Romans 2:16
Footnote:
7 | The authoritative manuscripts have ἐν ᾗ ἡμέρᾳ "in which day" — with ᾗ as a relative pronoun, dative feminine singular agreeing with ἡμέρᾳ "day". later copies removed the relative pronoun and added in ὅτε "when" : ἐν ἡμέρᾳ ὅτε "in the day when" — ὅτε as a temporal conjunction, introducing a finite clause. The relative pronoun refers the reader back to the previous words, e.g. the Heart, she who jointly bears witness... We found no translations following the authoritative texts on this verse. Every translation follows the change — that is, nearly all modern translations render Romans 2:16 using a temporal clause, e.g., “on the day when God judges...,” even though the critical text preserves ἐν ᾗ ἡμέρᾳ, a relative clause. The Scholar might call it "semantic smoothing" or maybe "an avoidance of wooden literalism" or some sort of crafty-speak of which there are endless ways a tongue can sway thoughts. But this isn't a matter of "wooden literalism" versus "dynamic fluency." It's a case of lexical substitution that erases the embedded doctrinal structure the author is trying to convey. The same translation committees that will appeal to "authoritative" sources will, at the same time, lean toward traditional renderings, theological bias, and reader familiarity, over authoritative sources when it is convenient.
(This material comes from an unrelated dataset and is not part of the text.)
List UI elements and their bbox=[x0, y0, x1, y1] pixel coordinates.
In this way variant readings become more of a tool to help scholars translate according to how they want things to read. With variant texts, they can pick and choose what they want as they go. This undermines the notion of the critical text being the true "final authority" in practice, and truly shows the "forked-tongue" nature of traditional translation practices. Are the authoritative texts authoritative or not? And if so, why are you choosing to deviate from them? For our part, the RBT adheres to the authoritative texts as consistently as possible. When we see obvious changes, deletions, insertions, etc. that conflict with the authorities, we stick to the authorities, plain and simple.